Reading “Brain Lock,” one gets the impression Dr. Schwartz has seen OCD discourage and defeat many, many people, and he approaches the subject of his Four Steps with an almost evangelical fervor. My impression is that the extensive case studies are included so that sufferers can see that, no matter how bizarre or entrenched their own symptoms seem, that there is hope for them.
In fairness, all of the patients Dr. Schwartz describes seem to have come to him when they were at the end of their ropes: their OCD had become so smothering that they were desperate enough to try anything.
I think the ideas in “Brain Lock” are interesting and valid, if not particularly new— again, his Four Steps are mostly boilerplate cognitive behavioral therapy by any other name.
The truth is, if a patient is at the point of being willing to admit what they’re experiencing isn’t “real,” but instead the manifestation of a clinical disorder, more than half the work is already done.
Any working therapist can tell you that most of their day is spent convincing depressed people that things aren’t hopeless, anxious people that the world isn’t ending, and traumatized people that the past isn’t the present. If all patients were willing to “relabel” and “reattribute” as enthusiastically as Dr.

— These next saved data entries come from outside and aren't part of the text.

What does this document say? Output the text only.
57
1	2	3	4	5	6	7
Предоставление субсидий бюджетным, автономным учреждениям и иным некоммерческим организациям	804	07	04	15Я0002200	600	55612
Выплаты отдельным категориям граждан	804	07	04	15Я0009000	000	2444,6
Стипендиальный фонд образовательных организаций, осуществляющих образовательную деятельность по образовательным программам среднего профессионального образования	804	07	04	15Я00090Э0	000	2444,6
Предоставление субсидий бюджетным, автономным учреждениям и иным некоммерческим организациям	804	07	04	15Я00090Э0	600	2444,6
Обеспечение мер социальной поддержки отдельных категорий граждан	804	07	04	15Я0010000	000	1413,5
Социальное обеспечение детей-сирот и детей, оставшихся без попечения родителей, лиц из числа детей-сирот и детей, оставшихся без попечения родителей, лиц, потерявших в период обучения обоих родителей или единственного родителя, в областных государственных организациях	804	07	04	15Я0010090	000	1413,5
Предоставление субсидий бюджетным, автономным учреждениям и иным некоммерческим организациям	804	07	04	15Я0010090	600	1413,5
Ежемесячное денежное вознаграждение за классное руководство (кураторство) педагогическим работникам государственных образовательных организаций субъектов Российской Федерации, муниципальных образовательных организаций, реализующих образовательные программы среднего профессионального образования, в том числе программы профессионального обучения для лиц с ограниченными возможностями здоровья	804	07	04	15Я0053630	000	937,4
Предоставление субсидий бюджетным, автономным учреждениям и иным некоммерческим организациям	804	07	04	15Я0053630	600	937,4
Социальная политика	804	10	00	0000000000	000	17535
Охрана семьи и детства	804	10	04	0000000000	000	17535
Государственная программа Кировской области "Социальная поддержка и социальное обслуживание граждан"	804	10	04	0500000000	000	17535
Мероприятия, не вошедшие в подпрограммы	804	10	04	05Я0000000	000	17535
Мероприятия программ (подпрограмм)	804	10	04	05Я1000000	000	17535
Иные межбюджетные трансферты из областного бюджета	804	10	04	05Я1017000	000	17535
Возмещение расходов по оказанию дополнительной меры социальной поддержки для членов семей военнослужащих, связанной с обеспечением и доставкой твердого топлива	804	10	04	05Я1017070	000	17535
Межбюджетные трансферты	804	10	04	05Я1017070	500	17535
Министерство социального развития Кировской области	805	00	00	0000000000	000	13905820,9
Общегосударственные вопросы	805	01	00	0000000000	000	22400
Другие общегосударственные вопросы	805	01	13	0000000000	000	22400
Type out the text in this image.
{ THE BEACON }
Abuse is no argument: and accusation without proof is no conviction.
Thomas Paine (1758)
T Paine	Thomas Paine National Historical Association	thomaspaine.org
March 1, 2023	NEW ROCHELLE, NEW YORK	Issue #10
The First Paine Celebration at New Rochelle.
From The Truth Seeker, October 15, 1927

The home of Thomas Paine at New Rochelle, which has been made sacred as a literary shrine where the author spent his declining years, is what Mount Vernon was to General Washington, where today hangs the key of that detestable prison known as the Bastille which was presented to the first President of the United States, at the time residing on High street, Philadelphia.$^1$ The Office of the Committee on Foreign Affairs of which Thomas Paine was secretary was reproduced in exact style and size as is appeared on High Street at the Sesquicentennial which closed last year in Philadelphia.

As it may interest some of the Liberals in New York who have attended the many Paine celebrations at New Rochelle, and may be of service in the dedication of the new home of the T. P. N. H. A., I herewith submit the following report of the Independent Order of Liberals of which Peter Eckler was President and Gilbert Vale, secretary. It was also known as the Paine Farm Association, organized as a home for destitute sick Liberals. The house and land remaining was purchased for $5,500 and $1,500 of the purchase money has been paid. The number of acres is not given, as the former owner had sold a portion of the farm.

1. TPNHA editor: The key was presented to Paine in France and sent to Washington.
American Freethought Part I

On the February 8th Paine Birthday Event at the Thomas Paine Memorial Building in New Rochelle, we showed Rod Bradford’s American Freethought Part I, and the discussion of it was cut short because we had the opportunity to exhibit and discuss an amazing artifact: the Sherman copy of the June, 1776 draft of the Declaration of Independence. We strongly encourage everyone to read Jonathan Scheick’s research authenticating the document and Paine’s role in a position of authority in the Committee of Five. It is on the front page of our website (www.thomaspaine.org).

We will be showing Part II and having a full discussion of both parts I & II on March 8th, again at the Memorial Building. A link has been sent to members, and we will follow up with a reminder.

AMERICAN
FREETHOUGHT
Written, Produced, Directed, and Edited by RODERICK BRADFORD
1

Schwartz’s exemplary patients were…well, my job would be much easier.
But, in my experience, when anxiety is involved, nothing is quite that easy.
That said: I like Dr. Schwartz’s method.
I like his metaphor of getting the brain “unstuck;” I like his method’s emphasis on reminding the patient repeatedly that what they’re experiencing is a brain glitch instead of reality; and I especially like his emphasis on getting the patient to actually DO something different in the “refocus” step DESPITE their compulsion and anxiety gnawing away at them.
I also think the fact that behavior therapy has been proven to actually rewire the brain is useful, encouraging news for sufferers from everything from depression to anxiety to PTSD.
Relabel. Reattribute. Refocus. Revalue.